Edie hadir di Polda Metro Jaya pada pukul 10.00 WIB menggunakan mobil hitam. Ia mengenakan kemeja putih yang dilapisi jaket warna cokelat muda dan topi.

Baca Juga: Rektor Nonaktif Univ Pancasila Sebut Keluarganya Sedih: Mereka Malu Ayahnya Diperlakukan seperti Ini

Ia melambaikan tangan ketika disambut awak media. Sayangnya, ia enggan memberikan pernyataan terkait kasusnya dan menyerahkannya ke kuasa hukum, Faizal Hafied.

“Ya, tanya ke penasehat hukum saya,” ucap Edie.

Faizal yang hadir mendampingi kliennya mengatakan bahwa pihaknya sudah siap menjalani pemeriksaan. Ia juga membawa bukti-bukti yang menurutnya akan mengklarifikasi tuduhan pelecehan seksual.

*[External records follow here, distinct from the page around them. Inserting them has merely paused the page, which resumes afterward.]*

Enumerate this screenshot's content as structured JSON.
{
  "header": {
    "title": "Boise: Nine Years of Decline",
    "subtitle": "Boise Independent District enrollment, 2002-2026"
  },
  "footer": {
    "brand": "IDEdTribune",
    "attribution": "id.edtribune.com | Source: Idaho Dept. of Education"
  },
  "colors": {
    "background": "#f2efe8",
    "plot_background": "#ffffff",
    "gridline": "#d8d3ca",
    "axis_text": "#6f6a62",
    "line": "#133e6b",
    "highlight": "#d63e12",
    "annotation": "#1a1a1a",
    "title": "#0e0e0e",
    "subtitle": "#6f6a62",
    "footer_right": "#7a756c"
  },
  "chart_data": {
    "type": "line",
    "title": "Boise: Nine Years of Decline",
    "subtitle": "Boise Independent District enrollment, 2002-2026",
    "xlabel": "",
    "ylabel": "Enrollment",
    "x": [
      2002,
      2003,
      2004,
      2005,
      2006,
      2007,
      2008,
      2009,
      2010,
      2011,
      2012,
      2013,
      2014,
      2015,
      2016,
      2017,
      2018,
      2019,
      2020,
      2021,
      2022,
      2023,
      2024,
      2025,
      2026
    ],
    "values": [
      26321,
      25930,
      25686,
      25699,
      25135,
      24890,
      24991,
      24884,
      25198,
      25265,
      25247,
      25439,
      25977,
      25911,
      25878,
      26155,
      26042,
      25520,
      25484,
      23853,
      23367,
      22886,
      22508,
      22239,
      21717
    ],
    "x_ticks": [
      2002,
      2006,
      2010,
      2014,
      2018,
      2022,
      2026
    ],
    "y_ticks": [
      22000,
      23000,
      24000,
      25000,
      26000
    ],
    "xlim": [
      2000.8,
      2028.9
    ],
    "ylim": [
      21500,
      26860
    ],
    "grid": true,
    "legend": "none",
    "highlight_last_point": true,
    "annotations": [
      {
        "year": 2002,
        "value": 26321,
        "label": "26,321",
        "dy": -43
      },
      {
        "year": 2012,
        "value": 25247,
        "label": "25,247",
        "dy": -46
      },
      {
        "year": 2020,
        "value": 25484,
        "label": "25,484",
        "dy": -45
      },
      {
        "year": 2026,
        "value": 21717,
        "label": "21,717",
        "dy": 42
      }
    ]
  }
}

Ia berharap, bukti-bukti yang dibawa dapat memulihkan nama baik kliennya.

“Ya, alhamdulillah kita siap, kita bawa bukti-bukti yang sangat baik untuk bisa mengklarifikasi dan menjelaskan kasus yang diduga kepada Prof, menjadi terang benderang,” jelas Faizal.

“Dan mudah-mudahan ini bisa memulihkan kembali nama baik dari Prof seperti sedia kala,” sambungnya.

Pemeriksaan kali ini merupakan kali kedua yang dijalani Edie Toet Hendratno terkait kasus dugaan pelecehan seksual. Edie sebelumnya menjalani pemeriksaan pada Kamis (29/2/2024). Ia juga diperiksa dalam kasus yang sama untuk korban berinisial RZ.

Baca Juga: Pengacara: Kasus Pelecehan Seksual di Universitas Pancasila Dipolitisasi karena Ada Pemilihan Rektor

Sebagai informasi, Rektor nonaktif UP, Edie Toet Hendratno,  diduga melakukan pelecehan seksual terhadap dua staf kampus berinisial RZ dan DF.

Peristiwa dugaan pelecehan yang dilakukan terhadap RZ ini terjadi pada 6 Februari 2023. Pada saat itu, RZ dimutasi ke pascasarjana UP.

 

Sementara peristiwa dugaan pelecehan yang dialami DF terjadi sekitar bulan Desember 2023. DF saat itu langsung mengundurkan diri dari kampus karena ketakutan.